でも、多少の違いはあっても結局はプロレスなので、リングに上がって「プロレス」という共通ワードがあればなんとかなってしまう。それで「いろんなことをやってみたいなあ」と思うようになりましたね。自分の知らないことは全部体験したいです。
――対抗戦以前はどうでしたか?
アジャ:対抗戦以前は全女のプロレスしか知らないし、女子に関しては「プロレス=全女」でした。ただ、子どもの頃から男子プロレスを観ていて、特に外国人選手が好きだったので、けっこう早いうちからWWEとか、昔のWWFとかも観ていたんです。要は「プロレス」と名のつくものはなんでも観ていたので、いろいろなスタイルに対する抵抗感がほかの選手より薄かったのかもしれません。
――好きだった外国人選手とは?
アジャ:昔はスタン・ハンセン、ブルーザー・ブロディ、ロード・ウォーリアーズですね。アブドーラ・ザ・ブッチャーとかザ・シークとか、本当のヒールもいましたけど、どちらかというと「外国人レスラー=ヒール」みたいな感じだったじゃないですか。凶器を使ってどうのこうのじゃなくて、「体がデカくて強い化け物が来た」という感じ。彼らに日本人選手がどう打ち勝っていくかが、男子プロレスの「ヒールvs. ベビー」という構造でしたね。

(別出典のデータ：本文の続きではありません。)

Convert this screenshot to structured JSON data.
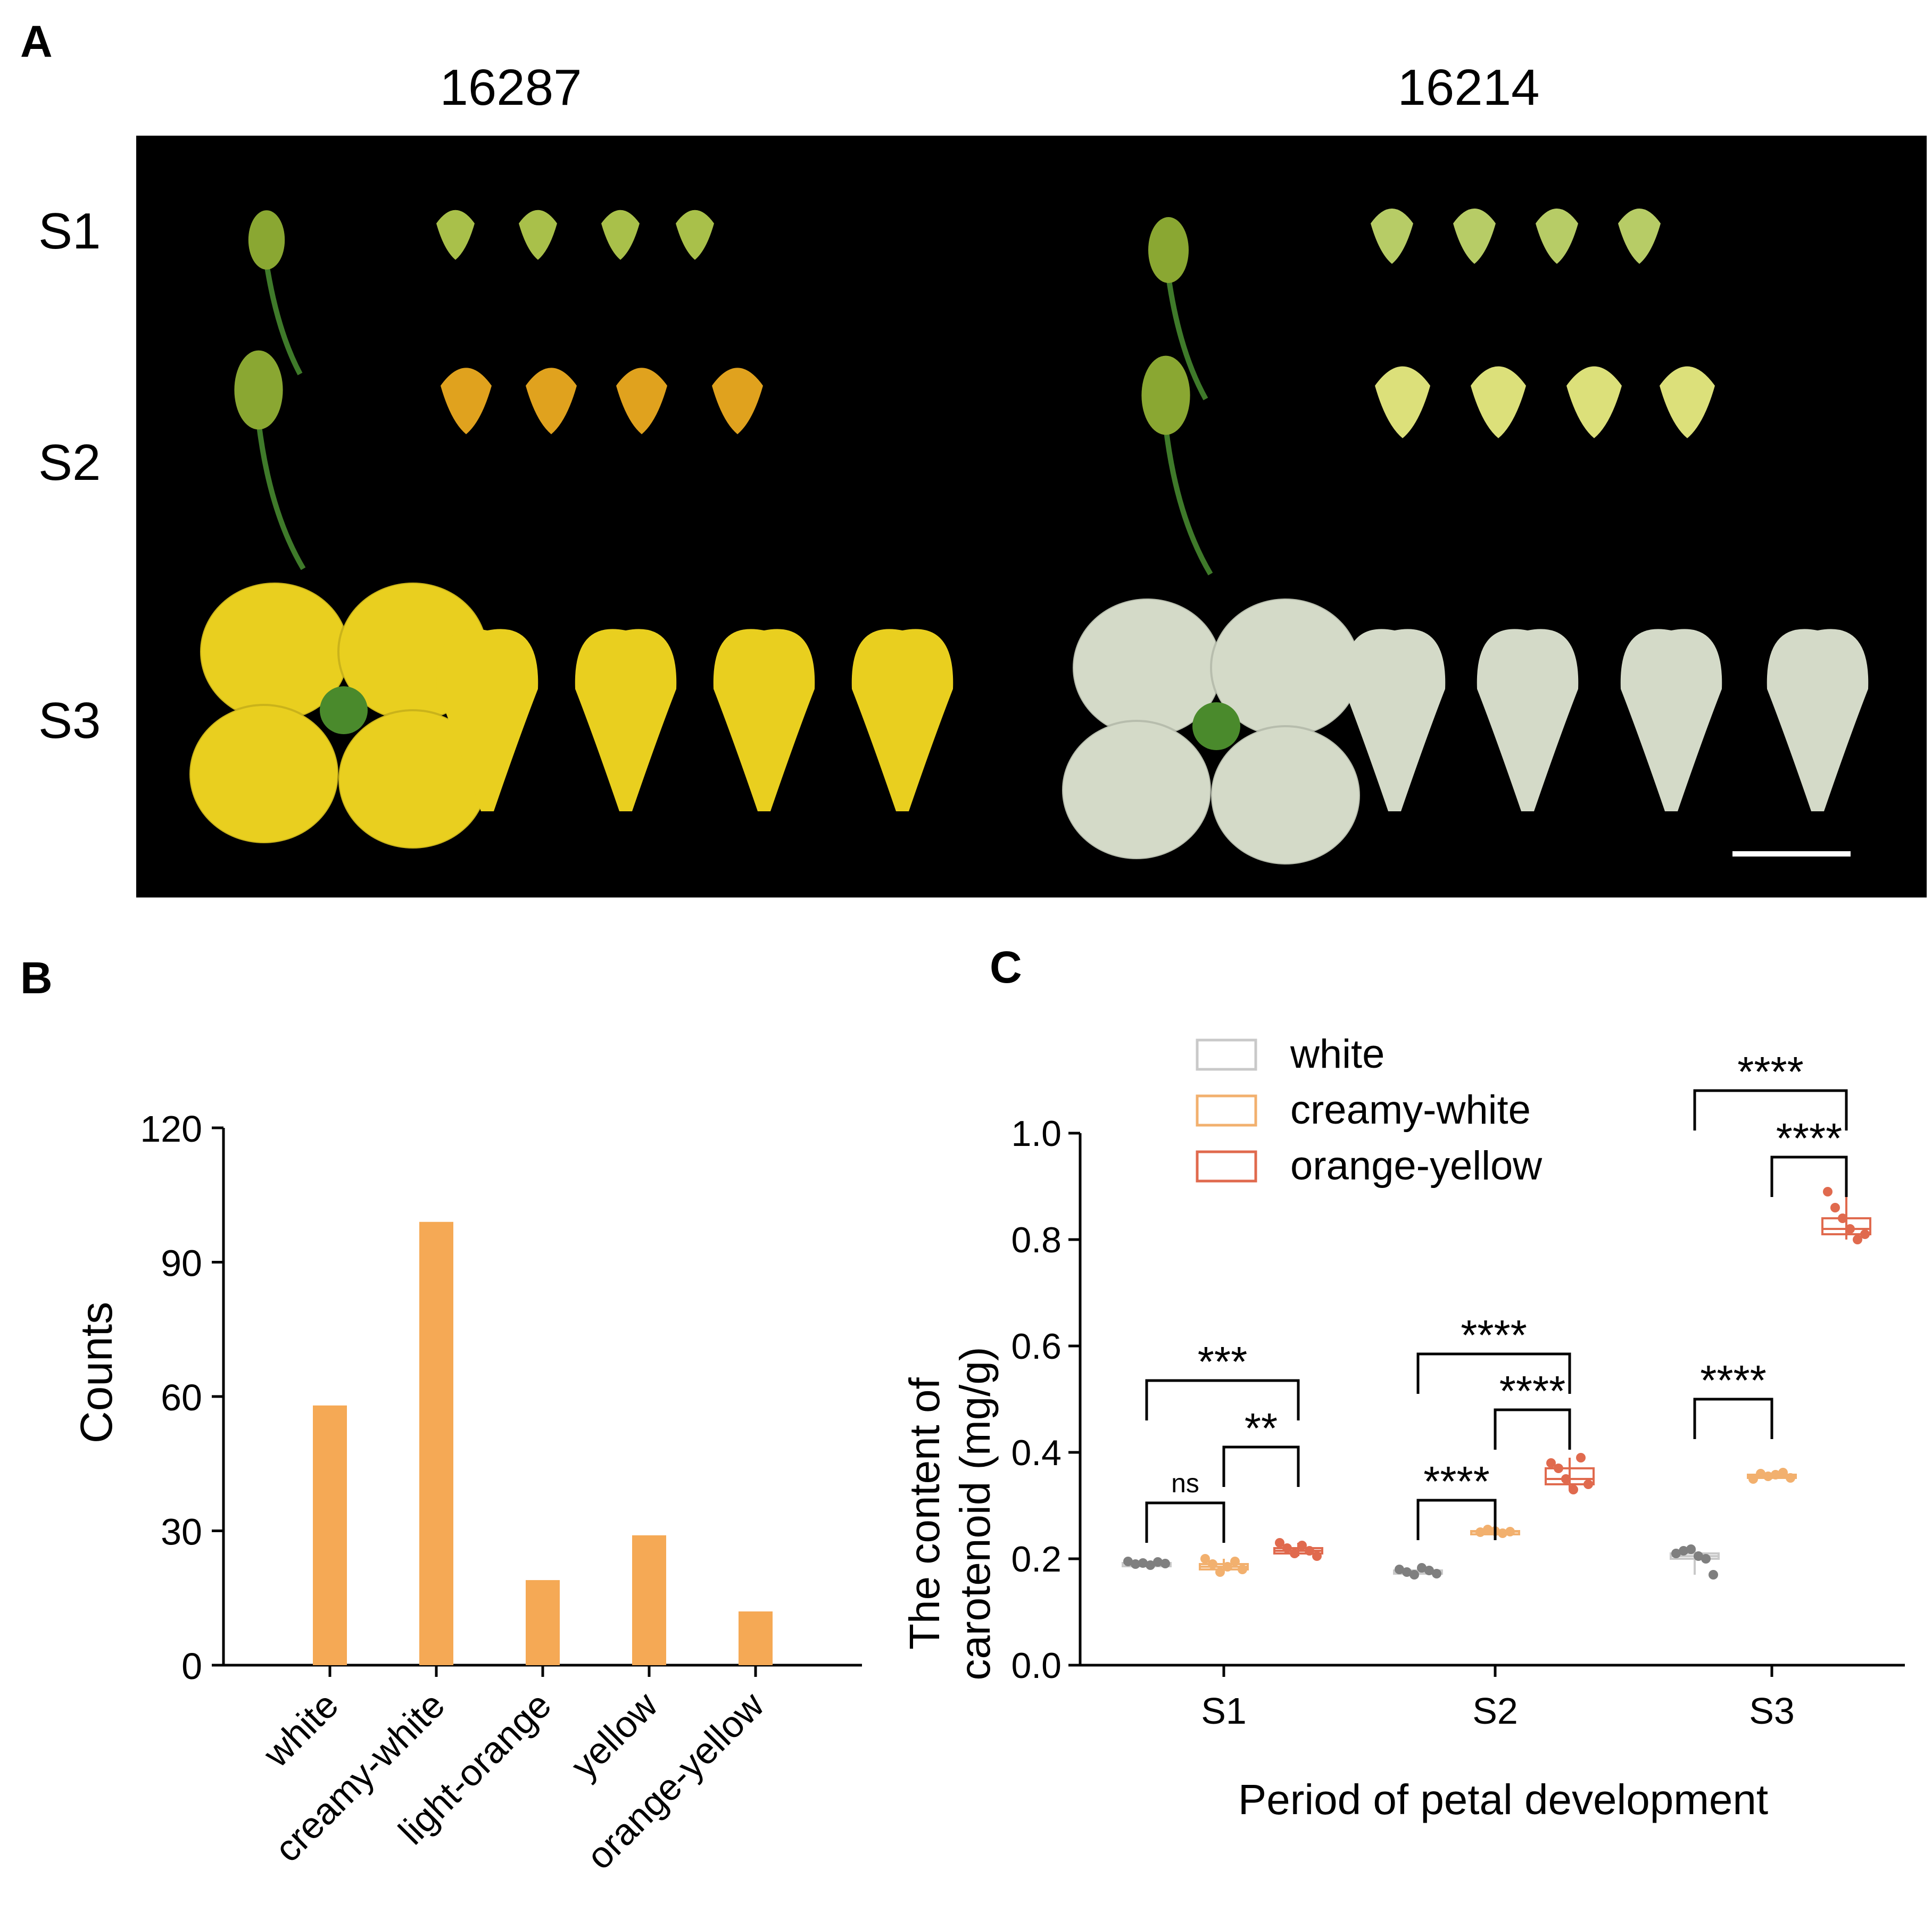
{
  "panels": {
    "a": {
      "label": "A",
      "col_titles": [
        "16287",
        "16214"
      ],
      "stage_labels": [
        "S1",
        "S2",
        "S3"
      ]
    },
    "b": {
      "label": "B"
    },
    "c": {
      "label": "C"
    }
  },
  "colors": {
    "bar": "#F5A955",
    "white_series": "#7F7F7F",
    "white_box": "#C9C9C9",
    "creamy_series": "#F2B06E",
    "orange_series": "#E06A4E",
    "petal_yellow": "#E9CF1F",
    "petal_orange": "#E0A21E",
    "petal_white": "#D4DAC8",
    "bud_green": "#8AA732"
  },
  "chart_data": [
    {
      "type": "bar",
      "title": "",
      "xlabel": "",
      "ylabel": "Counts",
      "categories": [
        "white",
        "creamy-white",
        "light-orange",
        "yellow",
        "orange-yellow"
      ],
      "values": [
        58,
        99,
        19,
        29,
        12
      ],
      "ylim": [
        0,
        120
      ],
      "yticks": [
        0,
        30,
        60,
        90,
        120
      ],
      "grid": false
    },
    {
      "type": "box",
      "title": "",
      "xlabel": "Period of petal development",
      "ylabel": [
        "The content of",
        "carotenoid (mg/g)"
      ],
      "categories": [
        "S1",
        "S2",
        "S3"
      ],
      "ylim": [
        0,
        1.0
      ],
      "yticks": [
        "0.0",
        "0.2",
        "0.4",
        "0.6",
        "0.8",
        "1.0"
      ],
      "legend": {
        "position": "top-left",
        "entries": [
          "white",
          "creamy-white",
          "orange-yellow"
        ]
      },
      "series": [
        {
          "name": "white",
          "points": [
            [
              0.195,
              0.19,
              0.192,
              0.188,
              0.194,
              0.191
            ],
            [
              0.18,
              0.175,
              0.17,
              0.183,
              0.178,
              0.172
            ],
            [
              0.21,
              0.215,
              0.218,
              0.205,
              0.2,
              0.17
            ]
          ]
        },
        {
          "name": "creamy-white",
          "points": [
            [
              0.2,
              0.19,
              0.175,
              0.185,
              0.195,
              0.18
            ],
            [
              0.25,
              0.255,
              0.252,
              0.248,
              0.251
            ],
            [
              0.35,
              0.36,
              0.355,
              0.358,
              0.362,
              0.352
            ]
          ]
        },
        {
          "name": "orange-yellow",
          "points": [
            [
              0.23,
              0.22,
              0.21,
              0.225,
              0.215,
              0.205
            ],
            [
              0.38,
              0.37,
              0.35,
              0.33,
              0.39,
              0.34
            ],
            [
              0.89,
              0.86,
              0.84,
              0.82,
              0.8,
              0.81
            ]
          ]
        }
      ],
      "significance": [
        {
          "stage": "S1",
          "from": "white",
          "to": "creamy-white",
          "label": "ns",
          "y": 0.305
        },
        {
          "stage": "S1",
          "from": "creamy-white",
          "to": "orange-yellow",
          "label": "**",
          "y": 0.41
        },
        {
          "stage": "S1",
          "from": "white",
          "to": "orange-yellow",
          "label": "***",
          "y": 0.535
        },
        {
          "stage": "S2",
          "from": "white",
          "to": "creamy-white",
          "label": "****",
          "y": 0.31
        },
        {
          "stage": "S2",
          "from": "creamy-white",
          "to": "orange-yellow",
          "label": "****",
          "y": 0.48
        },
        {
          "stage": "S2",
          "from": "white",
          "to": "orange-yellow",
          "label": "****",
          "y": 0.585
        },
        {
          "stage": "S3",
          "from": "white",
          "to": "creamy-white",
          "label": "****",
          "y": 0.5
        },
        {
          "stage": "S3",
          "from": "creamy-white",
          "to": "orange-yellow",
          "label": "****",
          "y": 0.955
        },
        {
          "stage": "S3",
          "from": "white",
          "to": "orange-yellow",
          "label": "****",
          "y": 1.08
        }
      ]
    }
  ]
}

子どもの頃は、自分の父がアメリカ人で母が日本人であるということを否定したかったんですけど、外国人選手たちの強さとかすごさとか、「プロレスラーってこうだな」というのがあったので、どちらかというと日本人選手よりも外国人選手のほうが好きでしたね。ロード・ウォーリアーズなんて、パイルドライバーをされてあんなにスクっと起き上がる人を初めて見たので、「こいつらには誰も勝てないんじゃないか?」と思いました。プロレスは答えがないから、衝撃を受けたことってないんですけど、唯一、衝撃を受けたのはロード・ウォーリアーズかもしれないですね。
【ブル中野との抗争で気づいた"伝える"ことの大切さ】
――東京女子プロレスが『夢プロレス−dream on the ring−』というYouTube動画シリーズを配信していました。プロレス未経験の女の子たちが、夢を叶えるためにプロレスに挑戦するというプロジェクトですが、ゲスト出演されたアジャ選手が「プロレスラーはお客さんに何かを伝えるのが一番の役目」とおっしゃったのが印象的でした。ご自身は「お客さんに何かを伝える」ということをいつ頃できるようになりましたか?

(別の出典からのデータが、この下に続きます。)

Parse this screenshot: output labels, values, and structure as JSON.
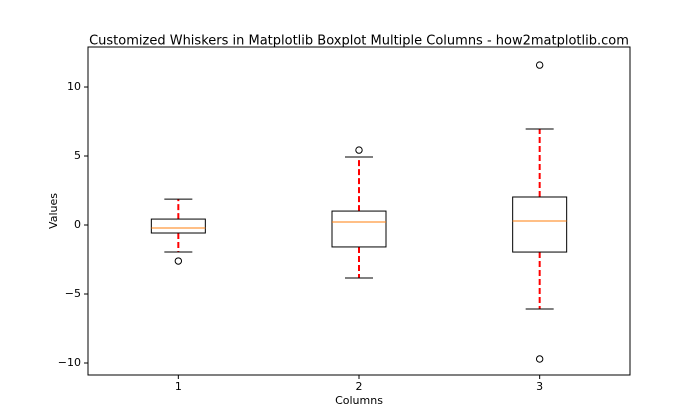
{
  "chart_data": {
    "type": "boxplot",
    "title": "Customized Whiskers in Matplotlib Boxplot Multiple Columns - how2matplotlib.com",
    "xlabel": "Columns",
    "ylabel": "Values",
    "categories": [
      "1",
      "2",
      "3"
    ],
    "boxes": [
      {
        "whislo": -1.96,
        "q1": -0.58,
        "med": -0.22,
        "q3": 0.43,
        "whishi": 1.88,
        "fliers": [
          -2.61
        ]
      },
      {
        "whislo": -3.84,
        "q1": -1.59,
        "med": 0.22,
        "q3": 1.01,
        "whishi": 4.93,
        "fliers": [
          5.43
        ]
      },
      {
        "whislo": -6.09,
        "q1": -1.96,
        "med": 0.29,
        "q3": 2.03,
        "whishi": 6.96,
        "fliers": [
          11.59,
          -9.71
        ]
      }
    ],
    "box_color": "#000000",
    "median_color": "#ff7f0e",
    "whisker_color": "#ff0000",
    "ylim": [
      -10.87,
      12.9
    ],
    "yticks": [
      {
        "value": -10,
        "label": "−10"
      },
      {
        "value": -5,
        "label": "−5"
      },
      0,
      5,
      10
    ]
  }
}
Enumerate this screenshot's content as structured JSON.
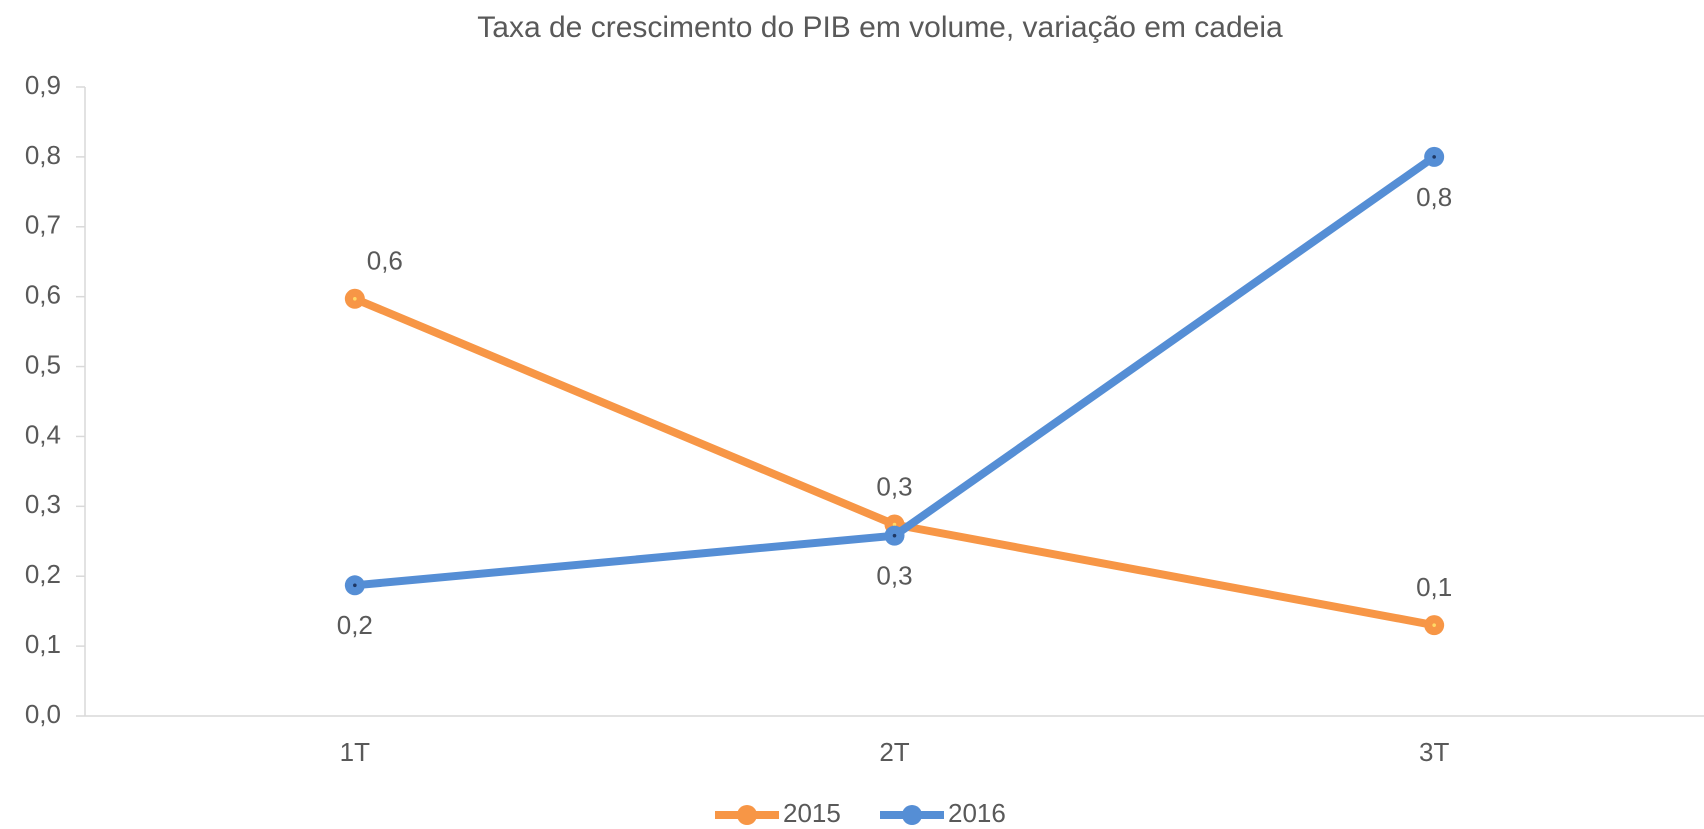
{
  "chart_data": {
    "type": "line",
    "title": "Taxa de crescimento do PIB em volume, variação em cadeia",
    "categories": [
      "1T",
      "2T",
      "3T"
    ],
    "series": [
      {
        "name": "2015",
        "color": "#f79646",
        "values": [
          0.597,
          0.274,
          0.13
        ],
        "value_labels": [
          "0,6",
          "0,3",
          "0,1"
        ]
      },
      {
        "name": "2016",
        "color": "#558ed5",
        "values": [
          0.187,
          0.258,
          0.8
        ],
        "value_labels": [
          "0,2",
          "0,3",
          "0,8"
        ]
      }
    ],
    "ylim": [
      0,
      0.9
    ],
    "yticks": [
      {
        "value": 0,
        "label": "0,0"
      },
      {
        "value": 0.1,
        "label": "0,1"
      },
      {
        "value": 0.2,
        "label": "0,2"
      },
      {
        "value": 0.3,
        "label": "0,3"
      },
      {
        "value": 0.4,
        "label": "0,4"
      },
      {
        "value": 0.5,
        "label": "0,5"
      },
      {
        "value": 0.6,
        "label": "0,6"
      },
      {
        "value": 0.7,
        "label": "0,7"
      },
      {
        "value": 0.8,
        "label": "0,8"
      },
      {
        "value": 0.9,
        "label": "0,9"
      }
    ],
    "grid": false,
    "legend": "bottom"
  }
}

アジャ:ブル中野さんと試合をやっていくなかで、私はとにかく「ブル中野を倒すんだ、やらなきゃやられちゃう」みたいな感覚で、とにかく中野さんしか見ていなかったんですけど、中野さんは私を通じて常にお客さんと闘っていたんです。
※1990年、ブル中野率いるヒールユニット「獄門党」を離脱。「ジャングル・ジャック」を結成し、獄門党とヒール同士の抗争を繰り広げた。
アジャ:約2年半の抗争のなかで、最初の半年から1年くらいはブル中野しか見えてなかったんですけど、途中から、中野さんを通じてお客さんが見えるようになってきたんです。1年半、2年くらい経って、ようやくお客さんが何を求めているのか、中野さんを通じてなんとなく見えるようになってきました。

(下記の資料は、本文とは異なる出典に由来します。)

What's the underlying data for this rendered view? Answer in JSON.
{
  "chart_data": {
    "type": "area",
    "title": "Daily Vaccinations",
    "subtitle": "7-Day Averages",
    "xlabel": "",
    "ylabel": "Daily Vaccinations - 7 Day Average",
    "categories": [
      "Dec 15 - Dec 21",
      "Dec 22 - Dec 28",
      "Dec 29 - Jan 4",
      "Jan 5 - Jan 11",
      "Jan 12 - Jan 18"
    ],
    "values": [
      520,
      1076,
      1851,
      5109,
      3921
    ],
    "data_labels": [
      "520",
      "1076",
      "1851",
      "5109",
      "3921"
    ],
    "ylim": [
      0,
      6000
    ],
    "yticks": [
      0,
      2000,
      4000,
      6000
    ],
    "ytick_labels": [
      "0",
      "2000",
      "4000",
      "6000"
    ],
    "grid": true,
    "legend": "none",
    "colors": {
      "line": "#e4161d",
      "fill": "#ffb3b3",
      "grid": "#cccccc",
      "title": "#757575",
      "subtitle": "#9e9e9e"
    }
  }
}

――1992年11月、アジャ選手がブル中野さんに勝利した時はどうでしたか?
アジャ:「今日は、私がブル中野を超える瞬間をみんなが見たいと思っている」っていうのを試合中に感じたので、「なにがなんでもやり遂げなければいけない」と思いました。お客さんに"伝える"ことができるようになったのは、たぶんあの時期ですね。
――『夢プロレス』のアジャコング回は、神動画だと思います。私はライターですが、"伝える"ということに関してものすごく勉強になりました。
アジャ:彼女たちはもともとプロレスラーを目指していたわけではなく、タレントやグラビアアイドルとかなんですけど、要は"表現者"なわけじゃないですか。ということは、プロレスと共通点はあると思うんですね。グラビアアイドルだったら、グラビアを通じてお客さんに何を見せたいか。役者さんだったら、役になりきって何を伝えるかとか。その表現ができなければ、あなたたちがこれから目指そうとしているところでは何も伝わらないよ、ということですね。
――彼女たちにとっても、勉強になったと思います。
アジャ:特にプロレスの場合は、殴られたり蹴られたり、普段しないようなことをするので、それをストレートに伝えていかないといけない。「私は痛いんです、つらいんです、苦しいんです。でも今、楽しいんです」という喜怒哀楽は全部リングで出せること。それを「こんな感じでやっとけばいいや」じゃなくて、感情を爆発させていくことによって、あなたたちが夢を叶えることに全部がプラスになっていくよ、という思いで見ていました。
たとえば、料理だったら形として出てきて、美味しいという感覚が残りますけど、プロレスは形に残ることってひとつもないんですよ。満腹になるわけでもないし、バッグとか服といった形に残るものでもない。人の思いとして、気持ちに残ることでしかないんですよね。自分の肉体を通じて人に何かを伝えるということが、プロレスの一番の醍醐味だと思います。
――技術的なことで言うと、プロレスの「うまさ」はどういうところに出ますか?
アジャ:観ている人に、不安や違和感を与えないというところが大きいですかね。ワクワクドキドキはさせるけど、「大丈夫かな?」って不安にはさせない。ケガをする不安とか、そういうのを観ている人に抱かせないのがうまさかなと思います。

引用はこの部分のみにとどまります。